What do the data show? First, the overall unit cost for the five highest cost producers group is approximately four times as large as that for the lowest cost producers group. The respective ratios for the five lowest cost producers (group 1-5) to the other three groups are approximately 1:2; 1:3; 1:4. Second, the country with the lowest overall unit cost, Kuwait (@ US$8.50) has a cost less than one-sixth that of  the highest, the United Kingdom (@ US$52.51). Third, the range in overall unit costs is high (@ US$44.00).

Fourth, the main descriptive statistics reveal the simple average (mean) of the overall unit cost values for the top 20 nations is US$27.10. And, fifth, the median value is US$28.50. Sixth, variation in the overall unit costs from the simple average (variance) is quite strong. The mean absolute deviation is 10.50 and the coefficient of variation in the values is 0.474 (and therefore the relative standard deviation is 47.4 percent).

Seventh, the average percentage distribution between capital expenditure and operational expenditure for all four groups of countries is 52:48. The data do not indicate a unique relationship between the size of national production and this ratio, except perhaps that the ratio is the worst (48:52) for the highest cost producers! However, the ratio does not consistently worsen across all four groups of countries, as their average size of production increases.

 

Other Observations

Examining references by industry analysts’ to Guyana’s “discovery”, I have observed that two of the top 20 nations are occasionally referenced as comparators, namely, Angola and Venezuela’s offshore deposits. Stretching the inference from this, and based on the data used to compile Schedule 1, the respective overall unit costs of these two are US$35.40 and US$23.60.

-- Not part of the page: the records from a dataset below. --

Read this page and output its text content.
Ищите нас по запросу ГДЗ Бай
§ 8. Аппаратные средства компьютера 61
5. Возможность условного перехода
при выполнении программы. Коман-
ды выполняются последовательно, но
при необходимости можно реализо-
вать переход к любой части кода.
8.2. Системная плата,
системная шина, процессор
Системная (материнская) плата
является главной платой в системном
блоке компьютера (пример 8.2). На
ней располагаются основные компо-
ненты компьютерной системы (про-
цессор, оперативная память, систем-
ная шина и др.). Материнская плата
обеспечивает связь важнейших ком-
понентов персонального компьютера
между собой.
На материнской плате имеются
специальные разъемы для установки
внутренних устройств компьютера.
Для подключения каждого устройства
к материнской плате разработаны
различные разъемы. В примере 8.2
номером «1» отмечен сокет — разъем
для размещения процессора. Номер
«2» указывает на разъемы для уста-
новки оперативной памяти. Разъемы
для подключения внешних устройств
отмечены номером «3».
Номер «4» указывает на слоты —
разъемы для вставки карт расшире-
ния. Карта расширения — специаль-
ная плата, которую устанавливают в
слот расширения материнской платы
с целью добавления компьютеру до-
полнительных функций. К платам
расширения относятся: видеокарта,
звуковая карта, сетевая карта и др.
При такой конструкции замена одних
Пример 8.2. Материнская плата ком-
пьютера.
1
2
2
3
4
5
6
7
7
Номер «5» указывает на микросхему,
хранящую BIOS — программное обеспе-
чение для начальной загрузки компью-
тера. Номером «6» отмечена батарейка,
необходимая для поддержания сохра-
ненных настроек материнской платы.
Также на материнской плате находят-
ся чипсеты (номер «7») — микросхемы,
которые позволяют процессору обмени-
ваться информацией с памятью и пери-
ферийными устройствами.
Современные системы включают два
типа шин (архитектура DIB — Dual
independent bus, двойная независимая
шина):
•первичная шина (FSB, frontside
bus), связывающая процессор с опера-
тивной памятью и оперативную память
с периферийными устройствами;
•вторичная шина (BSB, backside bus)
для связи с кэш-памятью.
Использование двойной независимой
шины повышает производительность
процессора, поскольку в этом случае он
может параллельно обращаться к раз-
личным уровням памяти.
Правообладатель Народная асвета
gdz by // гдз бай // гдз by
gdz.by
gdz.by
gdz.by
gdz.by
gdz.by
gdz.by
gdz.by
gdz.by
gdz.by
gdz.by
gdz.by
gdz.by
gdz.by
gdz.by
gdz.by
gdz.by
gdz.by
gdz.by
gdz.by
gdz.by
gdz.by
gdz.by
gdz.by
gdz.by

Similarly, these analysts speculate that significant cost challenges face the Guyana project, including 1) logistical, based on the isolated location of the “discovery” and the absence of suitable already installed infrastructure 2) health and safety of the workforce, given its offshore location 3) environmental, due to risks of oil spills and other accidents and 4) process management of the oil and gas fields. Guyana should therefore be happy if its cost of production approximates either of these two!

 

Conclusion

As indicated before, offshore oil and gas production utilizes facilities and techniques that tend, on balance, to raise unit costs. Expensive drilling platforms and submersibles are used to explore deep-water environments. These are costly, and so are the production platforms required to get the oil “out-of-the ground”, and to market. Such operations require highly specialized workers and entail difficult process management. These raise costs.

Clearly, from the above there can be no firm basis for observers to determine, with enough certainty, production costs for the Guyana “discovery”. The indicative details presented above are the best that can be sensibly offered at this preliminary stage.